Ella desvió la vista hacia el suelo para que su expresión no denotara lo que sabía. Sin embargo aún preguntó:
—¿Y qué dicen las leyendas?
—Bueno, se habla de un tesoro oculto en el bosque. Se dice que sólo el unicornio conoce el camino para llegar hasta él. Pero la persona que poseyó ese tesoro se encargó de que nadie lo encontrase. Si el unicornio es el guía, los lobos son los centinelas. Todo leyendas, ya te lo he dicho.
—No puede ser tan legendario cuando es tan evidente que no se trata de lobos corrientes —observó Dana con sagacidad—. Tú mismo has dicho que están hechizados.
—Yo puedo ver a los lobos; en cambio, no conozco a nadie que haya visto al unicornio. Es distinto: esa parte de la historia es lo que considero leyenda.
—Está bien, olvidemos al unicornio y centrémonos en los lobos. ¿Qué más sabes de ellos?
—¿Qué más hay que saber? —replicó Fenris, encogiéndose de hombros—. Arremeterán contra cualquiera que invada su territorio de noche. Y probablemente habrían irrumpido en la Torre tiempo atrás, de no ser…
—¿De no ser por tu hechizo? ¿De no ser porque proteges la Torre desde aquí todas las noches? —aventuró Dana; era un dardo lanzado al azar, pero, por lo visto, dio en el blanco, porque el elfo se puso repentinamente serio.
—Mira, puedo contestar tus preguntas, hasta cierto punto —dijo él, y sus ojos de color miel mostraron un cierto destello peligroso—. Pero hay cosas que simplemente un aprendiz no debe saber. Y te agradecería que no volvieras a hacerme preguntas sobre mí mismo. No me gusta. Conténtate con eso, Dana.
Se giró bruscamente, dándole a entender que daba por finalizada la conversación.
Dana no tentó más a su suerte. Se despidió de él y, lentamente, volvió a su cuarto. En su cabeza se mezclaban las voces de los habitantes de la Torre.

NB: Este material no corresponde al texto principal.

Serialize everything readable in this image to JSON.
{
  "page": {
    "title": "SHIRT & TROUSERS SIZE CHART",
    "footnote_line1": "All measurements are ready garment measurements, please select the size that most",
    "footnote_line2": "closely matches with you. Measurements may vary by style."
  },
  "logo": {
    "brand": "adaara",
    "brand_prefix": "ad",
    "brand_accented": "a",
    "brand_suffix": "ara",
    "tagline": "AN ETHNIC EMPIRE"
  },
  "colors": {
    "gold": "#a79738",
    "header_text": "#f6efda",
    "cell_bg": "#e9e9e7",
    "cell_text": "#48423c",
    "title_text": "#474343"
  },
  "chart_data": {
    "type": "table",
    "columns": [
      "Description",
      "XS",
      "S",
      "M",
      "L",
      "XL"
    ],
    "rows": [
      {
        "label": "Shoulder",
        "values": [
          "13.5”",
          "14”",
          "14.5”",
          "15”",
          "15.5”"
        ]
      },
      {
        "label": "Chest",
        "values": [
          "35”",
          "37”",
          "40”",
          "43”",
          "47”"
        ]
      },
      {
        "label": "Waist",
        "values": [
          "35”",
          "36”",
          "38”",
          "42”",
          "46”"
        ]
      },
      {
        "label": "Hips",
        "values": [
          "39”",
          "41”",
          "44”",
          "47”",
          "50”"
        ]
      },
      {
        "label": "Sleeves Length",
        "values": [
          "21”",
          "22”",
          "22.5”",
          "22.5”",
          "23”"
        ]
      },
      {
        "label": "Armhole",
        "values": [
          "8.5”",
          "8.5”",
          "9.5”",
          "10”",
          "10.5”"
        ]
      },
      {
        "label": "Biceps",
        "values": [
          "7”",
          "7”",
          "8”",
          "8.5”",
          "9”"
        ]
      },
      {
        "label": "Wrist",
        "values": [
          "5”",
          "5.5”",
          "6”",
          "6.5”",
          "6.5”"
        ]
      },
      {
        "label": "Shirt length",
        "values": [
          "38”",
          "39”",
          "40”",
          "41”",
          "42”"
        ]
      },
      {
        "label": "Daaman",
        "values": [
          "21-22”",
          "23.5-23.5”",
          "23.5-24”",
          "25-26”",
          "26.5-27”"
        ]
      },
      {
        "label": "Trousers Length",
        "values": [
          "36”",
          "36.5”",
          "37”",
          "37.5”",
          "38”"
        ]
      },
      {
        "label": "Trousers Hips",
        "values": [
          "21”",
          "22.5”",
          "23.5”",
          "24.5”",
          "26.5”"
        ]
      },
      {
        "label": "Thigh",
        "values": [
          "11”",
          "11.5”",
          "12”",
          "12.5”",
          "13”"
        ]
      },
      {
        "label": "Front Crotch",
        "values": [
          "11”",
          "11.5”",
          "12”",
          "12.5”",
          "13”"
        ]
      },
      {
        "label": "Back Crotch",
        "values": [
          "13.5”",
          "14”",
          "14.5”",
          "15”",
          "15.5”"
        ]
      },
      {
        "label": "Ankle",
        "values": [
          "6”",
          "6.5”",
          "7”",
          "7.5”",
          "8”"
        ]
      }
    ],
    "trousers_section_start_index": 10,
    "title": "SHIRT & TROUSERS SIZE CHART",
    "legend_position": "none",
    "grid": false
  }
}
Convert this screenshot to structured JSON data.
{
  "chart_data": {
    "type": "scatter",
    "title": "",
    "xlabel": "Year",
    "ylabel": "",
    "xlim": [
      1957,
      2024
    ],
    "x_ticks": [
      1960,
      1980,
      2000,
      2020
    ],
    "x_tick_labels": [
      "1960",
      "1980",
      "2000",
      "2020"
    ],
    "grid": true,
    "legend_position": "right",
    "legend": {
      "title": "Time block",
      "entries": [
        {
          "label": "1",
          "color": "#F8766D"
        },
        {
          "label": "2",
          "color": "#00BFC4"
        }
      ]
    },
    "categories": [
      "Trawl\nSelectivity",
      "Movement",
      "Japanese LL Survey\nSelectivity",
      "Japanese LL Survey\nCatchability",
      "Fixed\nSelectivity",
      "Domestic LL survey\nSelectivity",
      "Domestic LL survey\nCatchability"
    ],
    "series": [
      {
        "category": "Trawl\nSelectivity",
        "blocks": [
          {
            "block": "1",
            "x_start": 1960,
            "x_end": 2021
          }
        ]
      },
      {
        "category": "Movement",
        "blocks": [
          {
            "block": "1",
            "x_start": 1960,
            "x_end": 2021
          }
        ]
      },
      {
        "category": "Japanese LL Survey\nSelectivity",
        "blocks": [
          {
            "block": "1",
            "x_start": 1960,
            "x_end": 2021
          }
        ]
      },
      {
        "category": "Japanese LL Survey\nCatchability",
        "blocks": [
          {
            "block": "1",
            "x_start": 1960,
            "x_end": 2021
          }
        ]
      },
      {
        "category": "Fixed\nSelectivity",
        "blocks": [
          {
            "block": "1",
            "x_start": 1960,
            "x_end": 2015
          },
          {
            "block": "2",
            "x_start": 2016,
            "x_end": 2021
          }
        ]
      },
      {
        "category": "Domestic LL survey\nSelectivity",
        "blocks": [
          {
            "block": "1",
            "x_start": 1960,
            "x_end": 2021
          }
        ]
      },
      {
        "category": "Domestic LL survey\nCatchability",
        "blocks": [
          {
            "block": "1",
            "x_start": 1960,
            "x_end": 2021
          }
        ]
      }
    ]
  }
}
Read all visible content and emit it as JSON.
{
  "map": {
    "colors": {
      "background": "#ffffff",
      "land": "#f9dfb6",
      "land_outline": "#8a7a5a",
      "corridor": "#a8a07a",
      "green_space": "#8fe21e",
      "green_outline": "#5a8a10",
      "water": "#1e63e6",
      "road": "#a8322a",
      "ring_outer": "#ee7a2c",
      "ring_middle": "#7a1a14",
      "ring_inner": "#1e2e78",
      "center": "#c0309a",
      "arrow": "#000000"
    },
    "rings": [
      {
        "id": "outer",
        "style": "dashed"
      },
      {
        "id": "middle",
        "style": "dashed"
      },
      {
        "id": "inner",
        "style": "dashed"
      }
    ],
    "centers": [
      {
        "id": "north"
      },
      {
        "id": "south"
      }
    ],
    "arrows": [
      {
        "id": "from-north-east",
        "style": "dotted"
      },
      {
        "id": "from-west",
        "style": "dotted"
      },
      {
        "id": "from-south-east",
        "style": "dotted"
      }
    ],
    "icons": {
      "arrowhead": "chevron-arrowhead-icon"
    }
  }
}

«Vives arrastrando el peso de un montón de preguntas sin respuesta»… «Los lobos de este lugar no son como los demás, y ni siquiera una aprendiza aventajada como tú es rival para ellos»… «No merece la pena volver a correr el riesgo»… «Todos queremos saber»… «Te sirvió a ti y es lo que importa»… «Nada vale tanto como para dar la vida por ello. Nada»… «El conocimiento es algo que va parejo a la capacidad de un mago»… «Es el sino del aprendiz. Nadie cuenta contigo hasta que no eres un mago completo»… «Puede que la próxima vez no tuvieras tanta suerte»… «Sólo quiero saber si encontraste lo que habías ido a buscar»… «Hay cosas que simplemente un aprendiz no debe saber»… «No quiero que te pase nada malo. No me lo perdonaría nunca»…
Recordando estas palabras, y dándole vueltas a todo lo que sabía, Dana tomó una decisión. De acuerdo, haría caso a Kai y olvidaría el asunto por el momento… pero sólo hasta que estuviera preparada. Preparada para saber.
Cuando fuera una hechicera, podría volver a preguntarle a Fenris, a Kai, incluso al Maestro. Sabría muchas cosas y tal vez tendría la capacidad de mantener a raya a los lobos, como hacía el elfo.
Entonces… volvería a salir en busca del unicornio y descubriría la verdad acerca de la dama de la túnica dorada, los lobos del bosque y la maldición que pesaba sobre el valle.